It’s here. Our first look at the Mountain Hardwear Dri Q product and good god is it a thing of beauty. The images are rather poor having been snapped hurriedly on the old iPhone, but they hopefully give you a flavour of what is to come.
There are three Dry Q products, and then different variants within each of those for soft shell, 2 layer fabrics and 3 layer fabrics. It’s a measure of Mountain Hardwear’s confidence that they are not making any Gore-Tex shell when Dry Q hits the market later this year – a pretty bold move. The one fabric out of the three that is garnering all the attention however is the Dry Q Elite as the competitor to Polartec’s Neo Shell, and Gore-Tex’s active shell. It’s all about the breathability baby when it comes to this fabric. Dry Q’s claim to fame is that it is an air permeable membrane, so it doesn’t just wait for you to get hot and sweaty before it starts to work. It claims to be at least a third more breathable than current fabrics and up to twice as breathable on the 2 – layer version.

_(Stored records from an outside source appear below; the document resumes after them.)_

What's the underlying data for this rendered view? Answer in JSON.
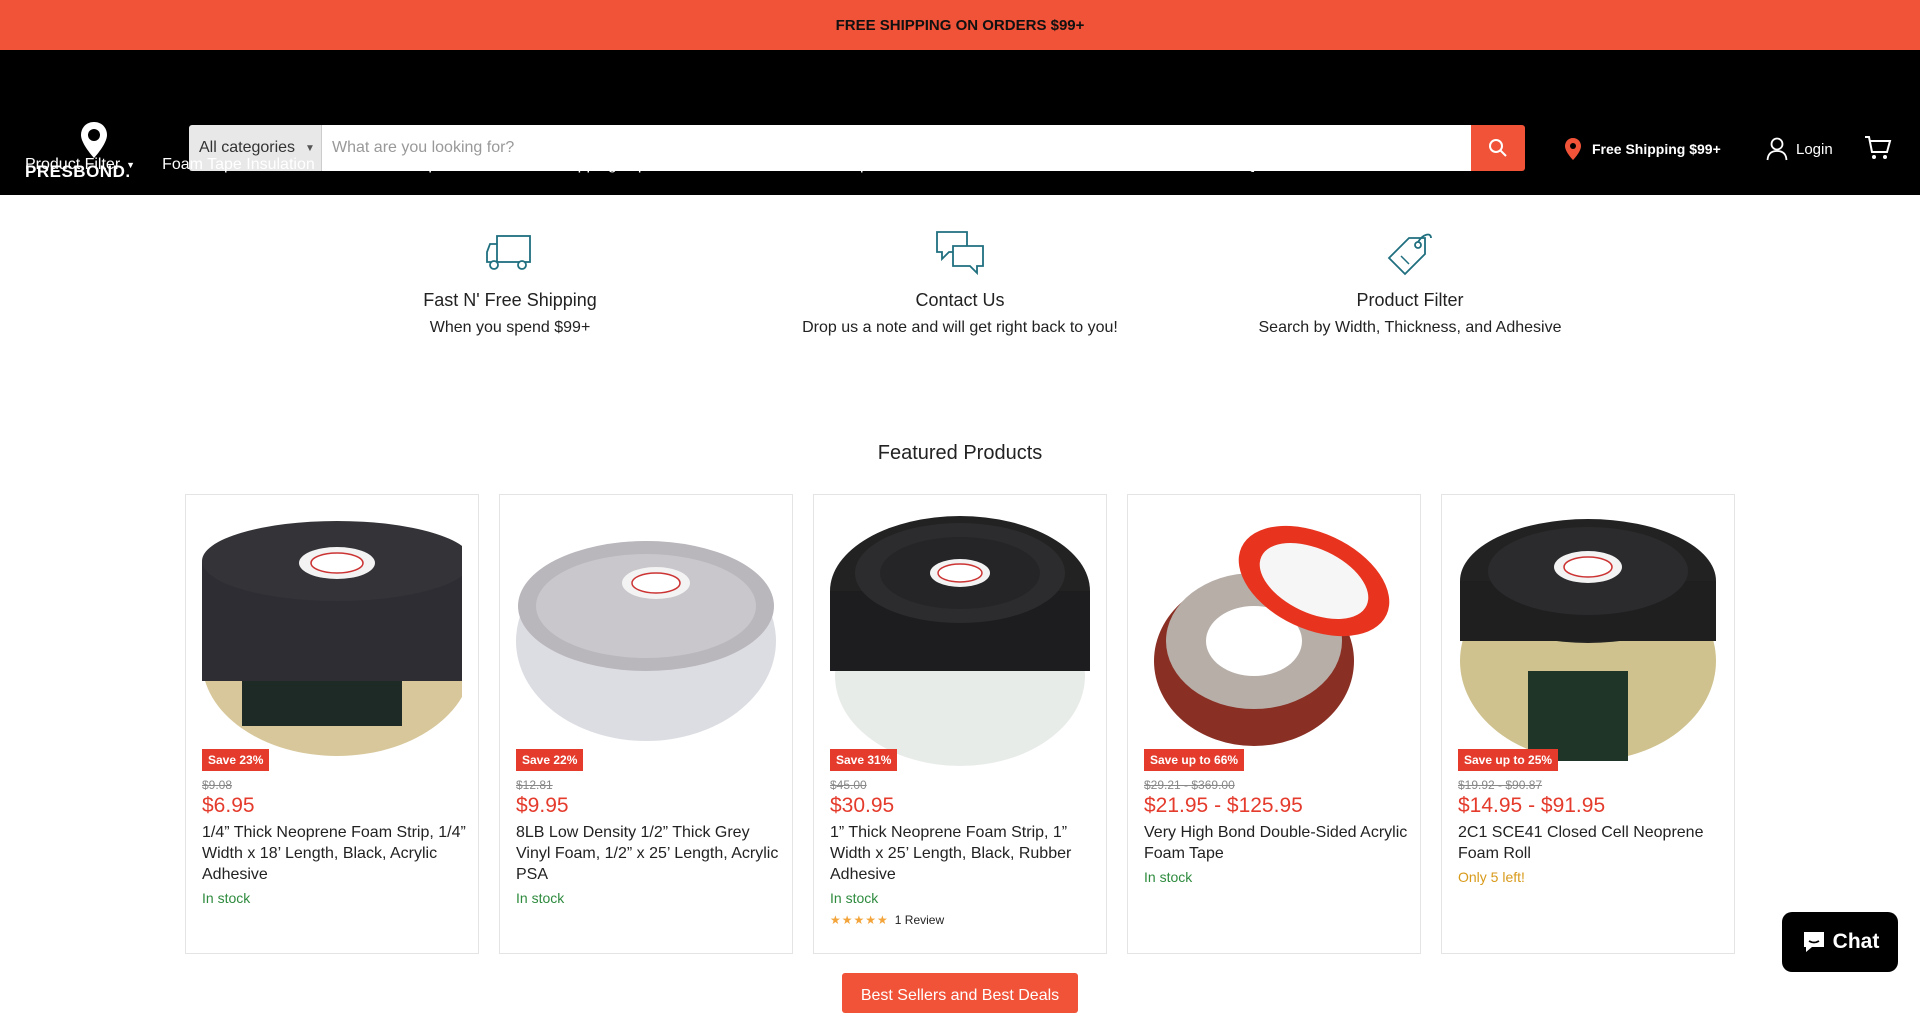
{
  "announcement": "FREE SHIPPING ON ORDERS $99+",
  "header": {
    "logo_text": "PRESBOND.",
    "search": {
      "category": "All categories",
      "placeholder": "What are you looking for?"
    },
    "shipping_link": "Free Shipping $99+",
    "login": "Login"
  },
  "nav": [
    {
      "label": "Product Filter"
    },
    {
      "label": "Foam Tape Insulation"
    },
    {
      "label": "Gasket Tapes"
    },
    {
      "label": "Weatherstripping Tape"
    },
    {
      "label": "Double Sided Foam Tape"
    },
    {
      "label": "Markets & Materials"
    },
    {
      "label": "Contact Us"
    },
    {
      "label": "FAQ"
    }
  ],
  "features": [
    {
      "icon": "truck-icon",
      "title": "Fast N' Free Shipping",
      "subtitle": "When you spend $99+"
    },
    {
      "icon": "chat-bubbles-icon",
      "title": "Contact Us",
      "subtitle": "Drop us a note and will get right back to you!"
    },
    {
      "icon": "tag-icon",
      "title": "Product Filter",
      "subtitle": "Search by Width, Thickness, and Adhesive"
    }
  ],
  "featured_title": "Featured Products",
  "products": [
    {
      "badge": "Save 23%",
      "compare": "$9.08",
      "price": "$6.95",
      "title": "1/4” Thick Neoprene Foam Strip, 1/4” Width x 18’ Length, Black, Acrylic Adhesive",
      "stock": "In stock"
    },
    {
      "badge": "Save 22%",
      "compare": "$12.81",
      "price": "$9.95",
      "title": "8LB Low Density 1/2” Thick Grey Vinyl Foam, 1/2” x 25’ Length, Acrylic PSA",
      "stock": "In stock"
    },
    {
      "badge": "Save 31%",
      "compare": "$45.00",
      "price": "$30.95",
      "title": "1” Thick Neoprene Foam Strip, 1” Width x 25’ Length, Black, Rubber Adhesive",
      "stock": "In stock",
      "stars": "★★★★★",
      "reviews": "1 Review"
    },
    {
      "badge": "Save up to 66%",
      "compare": "$29.21 - $369.00",
      "price": "$21.95 - $125.95",
      "title": "Very High Bond Double-Sided Acrylic Foam Tape",
      "stock": "In stock"
    },
    {
      "badge": "Save up to 25%",
      "compare": "$19.92 - $90.87",
      "price": "$14.95 - $91.95",
      "title": "2C1 SCE41 Closed Cell Neoprene Foam Roll",
      "stock": "Only 5 left!"
    }
  ],
  "best_button": "Best Sellers and Best Deals",
  "chat_label": "Chat",
  "colors": {
    "accent": "#f05338",
    "sale": "#e43b2c",
    "in_stock": "#2e8b3e",
    "low_stock": "#d89a1a",
    "icon_teal": "#1f6f7f"
  }
}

We got our hands on the Jovian Jacket, first impressions were good, very light, the fabric feeling like a half way house between a hard shell and soft shell. You had the usual Mountain Hardwear attention to detail, helmet compatible hood with a single pull adjustment system, welded watertight pockets, super long pit zips, some lovely zip pulls they are debating whether to keep or not (please do guys, they are ace) and garages for the zips as well.
Sadly we didn’t get to use it in anger, but as soon as we do, you will be the first to hear about it and let you know how it performs. If it goes on the feel of the fabric though, it’s a big thumbs up from us feeling noticeably lighter and more pliable than existing materials.